Thursday, February 12, 2009

Caught Napping - October, 2007

There is nothing like a good nap.

How do I define good? Well, it isn’t about quantity. A good nap can be a 20-minute snooze under the right circumstances. A good nap should be serendipitous, where you find yourself drifting off and you enjoy the ride. You don’t plan a good nap, you just let it happen.

A good nap, like real estate, is about location, location, location. It shouldn’t be in bed, which is where you sleep – or, like many of us, try to sleep, get up, hit the bathroom, try to fall back to sleep and end up with CNN playing in the background (which I have come to realize is better as white noise than trying to lull myself back to sleep by watching infomercials; somehow my judgment at 4 AM is also asleep and I end up buying the 100 greatest soul songs of all time or some can opener than doesn’t work). Personally, I prefer the recliner, though I will occasionally doze on the couch, love seat or a favorite chair, but the recliner is my nap location of choice.

A good nap is where it is quiet and you aren’t interrupted. A good nap is when you don’t even move, where, sometimes the only thing that gets you up is when someone else suddenly appears in the room, when the other team scores a touchdown, or when the credits roll on the movie you were dying to watch and have now completely missed. Sometimes I wake up from a good nap because I am either freezing – all the more reason to always have that throw blanket handy, just in case – or I have to go to the bathroom so badly that my body starts screaming at me.

You might even consider it a good nap when you actually don’t want to fall asleep. When my nephew was younger, I’d offer to take him to the movies, knowing any Disneyesque, animated 90-minute commercial would probably result in a good nap for me. I once fell asleep at the movies before the opening credits (it was “The Aviator,” and I later missed most of Cate Blanchett’s portrayal of Katherine Hepburn, but it was a good snooze, and that’s what counts). I don’t recommend a nap during movies with subtitles. Usually you can hear what is going on even with your eyes closed, but that does make reading the subtitles just a tad tougher. I fell asleep during “Crouching Tiger, Hidden Dragon,” and I had to read about the movie to learn that there were three protagonists (and to find out what on earth that movie was about).
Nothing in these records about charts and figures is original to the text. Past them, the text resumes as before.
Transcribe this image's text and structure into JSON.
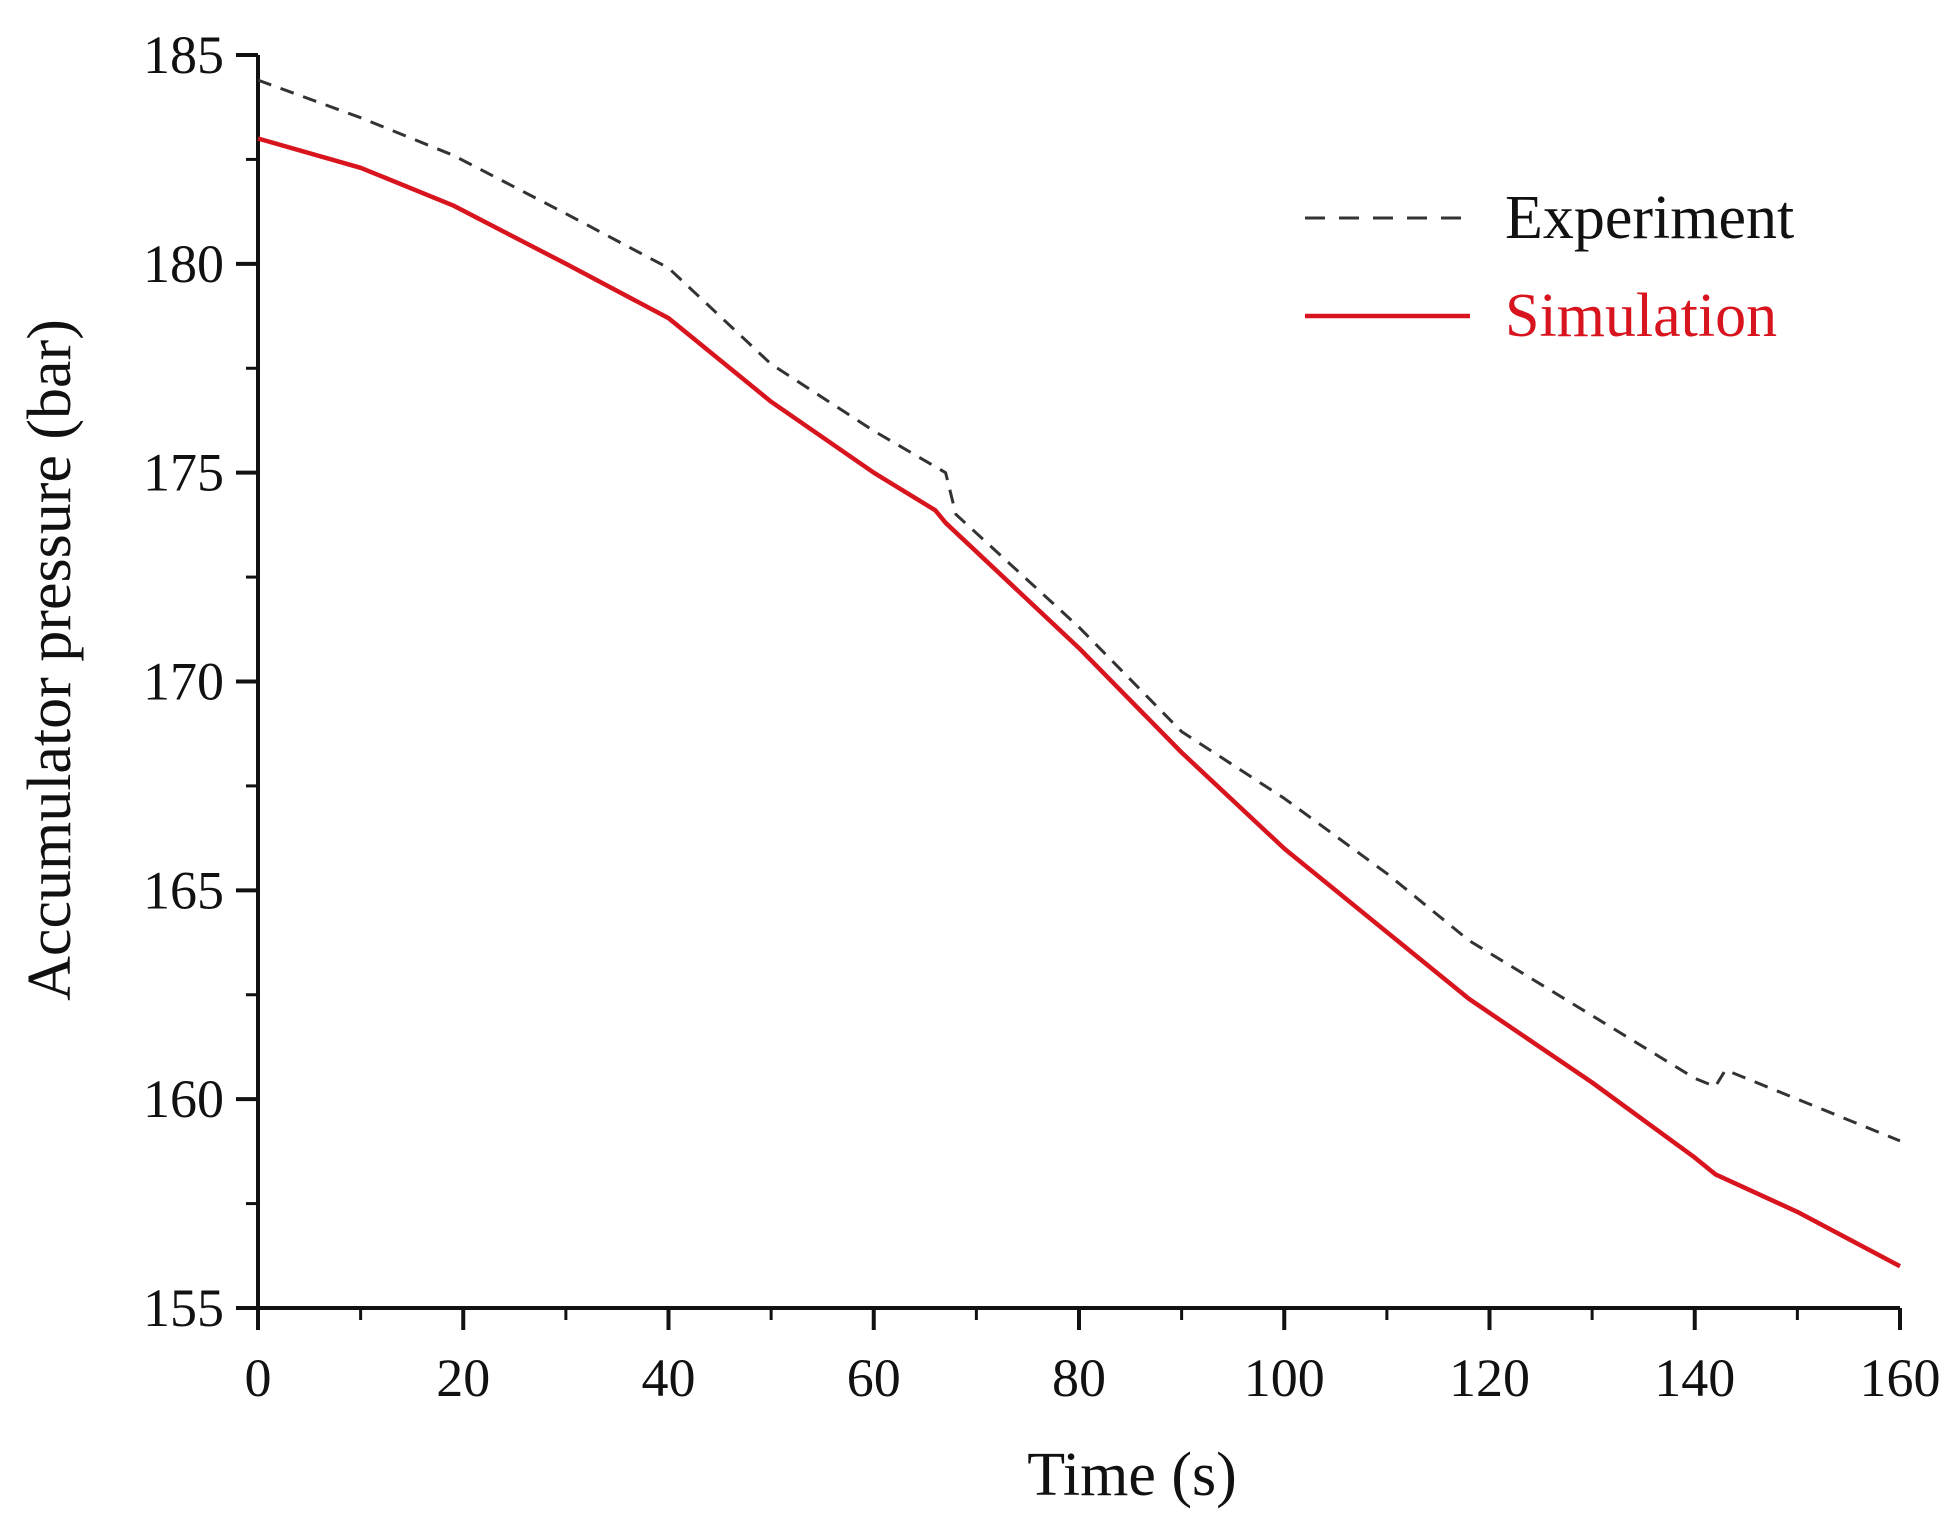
{
  "chart_data": {
    "type": "line",
    "title": "",
    "xlabel": "Time (s)",
    "ylabel": "Accumulator pressure  (bar)",
    "xlim": [
      0,
      160
    ],
    "ylim": [
      155,
      185
    ],
    "xticks": [
      0,
      20,
      40,
      60,
      80,
      100,
      120,
      140,
      160
    ],
    "xtick_labels": [
      "0",
      "20",
      "40",
      "60",
      "80",
      "100",
      "120",
      "140",
      "160"
    ],
    "yticks": [
      155,
      160,
      165,
      170,
      175,
      180,
      185
    ],
    "ytick_labels": [
      "155",
      "160",
      "165",
      "170",
      "175",
      "180",
      "185"
    ],
    "grid": false,
    "legend_position": "top-right",
    "series": [
      {
        "name": "Experiment",
        "color": "#333333",
        "style": "dashed",
        "x": [
          0,
          10,
          19,
          30,
          40,
          50,
          60,
          67,
          68,
          80,
          90,
          100,
          110,
          118,
          130,
          140,
          142,
          143,
          150,
          160
        ],
        "y": [
          184.4,
          183.5,
          182.6,
          181.2,
          179.9,
          177.6,
          176.0,
          175.0,
          174.0,
          171.3,
          168.8,
          167.2,
          165.4,
          163.8,
          162.0,
          160.5,
          160.3,
          160.7,
          160.0,
          159.0
        ]
      },
      {
        "name": "Simulation",
        "color": "#d8151e",
        "style": "solid",
        "x": [
          0,
          10,
          19,
          30,
          40,
          50,
          60,
          66,
          67,
          80,
          90,
          100,
          110,
          118,
          130,
          140,
          142,
          150,
          160
        ],
        "y": [
          183.0,
          182.3,
          181.4,
          180.0,
          178.7,
          176.7,
          175.0,
          174.1,
          173.8,
          170.8,
          168.3,
          166.0,
          164.0,
          162.4,
          160.4,
          158.6,
          158.2,
          157.3,
          156.0
        ]
      }
    ]
  }
}
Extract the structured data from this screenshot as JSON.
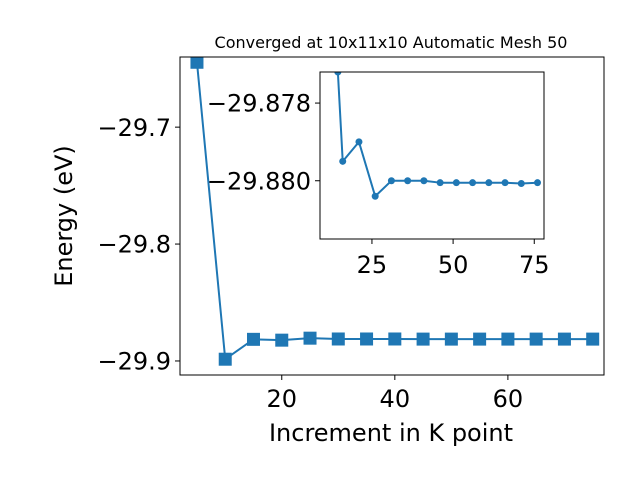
{
  "chart_data": [
    {
      "type": "line",
      "title": "Converged at 10x11x10 Automatic Mesh 50",
      "xlabel": "Increment in K point",
      "ylabel": "Energy (eV)",
      "xlim": [
        2,
        77
      ],
      "ylim": [
        -29.912,
        -29.64
      ],
      "xticks": [
        20,
        40,
        60
      ],
      "yticks": [
        -29.7,
        -29.8,
        -29.9
      ],
      "xtick_labels": [
        "20",
        "40",
        "60"
      ],
      "ytick_labels": [
        "−29.7",
        "−29.8",
        "−29.9"
      ],
      "grid": false,
      "series": [
        {
          "marker": "square",
          "color": "#1f77b4",
          "x": [
            5,
            10,
            15,
            20,
            25,
            30,
            35,
            40,
            45,
            50,
            55,
            60,
            65,
            70,
            75
          ],
          "y": [
            -29.6445,
            -29.8985,
            -29.8815,
            -29.8822,
            -29.8805,
            -29.8812,
            -29.8812,
            -29.8812,
            -29.8813,
            -29.8813,
            -29.8813,
            -29.8813,
            -29.8813,
            -29.8813,
            -29.8813
          ]
        }
      ]
    },
    {
      "type": "line",
      "title": "",
      "xlabel": "",
      "ylabel": "",
      "xlim": [
        9,
        78
      ],
      "ylim": [
        -29.8815,
        -29.8772
      ],
      "xticks": [
        25,
        50,
        75
      ],
      "yticks": [
        -29.88,
        -29.878
      ],
      "xtick_labels": [
        "25",
        "50",
        "75"
      ],
      "ytick_labels": [
        "−29.880",
        "−29.878"
      ],
      "grid": false,
      "series": [
        {
          "marker": "circle",
          "color": "#1f77b4",
          "x": [
            14.5,
            16,
            21,
            26,
            31,
            36,
            41,
            46,
            51,
            56,
            61,
            66,
            71,
            76
          ],
          "y": [
            -29.8772,
            -29.8795,
            -29.879,
            -29.8804,
            -29.88,
            -29.88,
            -29.88,
            -29.88005,
            -29.88005,
            -29.88005,
            -29.88005,
            -29.88005,
            -29.88007,
            -29.88005
          ]
        }
      ]
    }
  ]
}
But in all of these cases, the naps were refreshing little tidbits.

There are bad naps, when you are someplace where you need to stay awake – such as when you are driving, for example – and you just can’t stop your eyes from first crossing and then closing. This generally happens when you are sitting in front of the room at a meeting, a lecture or a class and is reason enough to avoid sitting in the front row. If you can’t stay awake, at least you can feign interest and combat your drooping eyelids out of the speaker’s line of sight. You drink water or another beverage, fiddle with your pen, nod as if you are hanging on the speaker’s every stimulating syllable and try not to nod off.

Now that I am retired, spending more time at home and even sleeping longer at night, I nonetheless find myself taking more naps. It’s not that I am taking them (the implication being that they are planned), but that I find myself nodding off. I can feel them coming on halfway through one of my favorite shows on HGTV and I succumb. In fact, I welcome these little respites, and I am proud of myself for getting more rest after so many years of getting so little. Naps are a little slice of heaven to me, and I wake up not feeling guilty about not doing what I was supposed to be doing because I don’t have that guilt anymore. That’s what a good nap is all about.

Hey, are you starting to nod off while reading this? OK, then, have a good nap.